Il n’a encore rien dit, alors, je ne sais pas comment il parle… mais je lui suppose une voix de basse-taille. C’est un gros imbécile. Il a l’embonpoint et l’aplomb de la sottise. C’est le bourgeois lui-même. Ses cheveux sont ramenés sur le front qui est vaste et vide… le col est excessif… il soulève les favoris… le ventre proémine… et le pantalon est peut-être un peu court.

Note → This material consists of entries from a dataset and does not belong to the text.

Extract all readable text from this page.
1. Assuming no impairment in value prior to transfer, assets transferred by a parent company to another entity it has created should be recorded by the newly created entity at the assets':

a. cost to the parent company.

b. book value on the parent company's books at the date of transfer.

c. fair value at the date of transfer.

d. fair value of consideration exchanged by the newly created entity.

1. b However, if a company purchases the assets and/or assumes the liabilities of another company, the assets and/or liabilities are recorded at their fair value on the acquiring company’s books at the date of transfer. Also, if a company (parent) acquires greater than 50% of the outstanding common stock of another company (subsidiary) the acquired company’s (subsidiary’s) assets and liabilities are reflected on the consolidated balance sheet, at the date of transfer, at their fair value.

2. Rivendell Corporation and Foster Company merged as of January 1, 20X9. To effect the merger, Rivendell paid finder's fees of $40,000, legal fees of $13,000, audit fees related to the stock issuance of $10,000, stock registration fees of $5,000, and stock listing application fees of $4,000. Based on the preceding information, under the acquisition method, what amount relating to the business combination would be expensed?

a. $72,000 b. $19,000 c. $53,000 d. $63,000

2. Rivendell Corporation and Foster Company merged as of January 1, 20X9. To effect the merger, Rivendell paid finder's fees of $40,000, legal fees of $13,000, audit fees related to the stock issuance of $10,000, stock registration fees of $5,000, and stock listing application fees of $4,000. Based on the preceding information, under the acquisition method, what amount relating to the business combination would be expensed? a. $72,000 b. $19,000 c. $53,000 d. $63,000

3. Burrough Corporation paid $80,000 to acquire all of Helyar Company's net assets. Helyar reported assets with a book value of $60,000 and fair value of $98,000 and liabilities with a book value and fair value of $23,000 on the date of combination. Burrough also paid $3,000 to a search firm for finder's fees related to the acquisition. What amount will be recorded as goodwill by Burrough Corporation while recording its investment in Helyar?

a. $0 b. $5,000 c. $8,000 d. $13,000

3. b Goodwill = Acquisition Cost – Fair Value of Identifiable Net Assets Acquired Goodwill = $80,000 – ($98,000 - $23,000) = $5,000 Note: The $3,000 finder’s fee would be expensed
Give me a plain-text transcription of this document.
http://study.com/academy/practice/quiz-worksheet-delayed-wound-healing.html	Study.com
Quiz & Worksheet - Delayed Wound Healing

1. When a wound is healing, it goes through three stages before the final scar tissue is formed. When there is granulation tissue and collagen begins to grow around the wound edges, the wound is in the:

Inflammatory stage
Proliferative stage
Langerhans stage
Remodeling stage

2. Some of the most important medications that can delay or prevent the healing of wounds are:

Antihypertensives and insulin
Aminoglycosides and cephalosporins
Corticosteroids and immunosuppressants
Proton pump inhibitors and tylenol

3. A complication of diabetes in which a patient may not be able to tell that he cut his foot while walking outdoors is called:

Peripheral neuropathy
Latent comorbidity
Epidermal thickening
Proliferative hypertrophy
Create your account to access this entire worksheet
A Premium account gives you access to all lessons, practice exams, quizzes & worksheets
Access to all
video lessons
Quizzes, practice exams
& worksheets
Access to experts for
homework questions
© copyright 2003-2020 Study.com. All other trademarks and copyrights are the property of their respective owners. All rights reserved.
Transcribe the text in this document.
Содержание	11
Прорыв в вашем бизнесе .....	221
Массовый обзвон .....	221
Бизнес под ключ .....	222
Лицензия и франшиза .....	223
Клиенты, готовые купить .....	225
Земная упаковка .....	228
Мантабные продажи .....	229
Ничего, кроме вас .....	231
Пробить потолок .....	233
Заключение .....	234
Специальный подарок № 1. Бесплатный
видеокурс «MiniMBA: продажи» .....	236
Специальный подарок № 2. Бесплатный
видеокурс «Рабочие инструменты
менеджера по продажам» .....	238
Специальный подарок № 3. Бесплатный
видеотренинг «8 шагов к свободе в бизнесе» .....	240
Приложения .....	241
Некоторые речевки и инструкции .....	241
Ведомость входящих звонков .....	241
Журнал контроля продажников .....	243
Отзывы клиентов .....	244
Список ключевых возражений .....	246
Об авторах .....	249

Je l’imagine professeur d’écriture, élève de Brard et Saint-Omer, expert assermenté près les Cours et les Tribunaux… voici d’ailleurs sa signature… c’est toute une affaire et c’est tout un programme… elle n’en finit plus, vous voyez… et il lui faut une minute entière pour faire son paraphe…

LÉON GOZLAN. – Tiens ! Tiens ! Tiens ! Tiens…

HENRY-MONNIER. – Quoi donc ?

LÉON GOZLAN. – Rien. Et quel sera son nom ?

HENRY-MONNIER. – Je crois bien, entre nous, qu’il va s’appeler Monsieur Joseph Prudhomme.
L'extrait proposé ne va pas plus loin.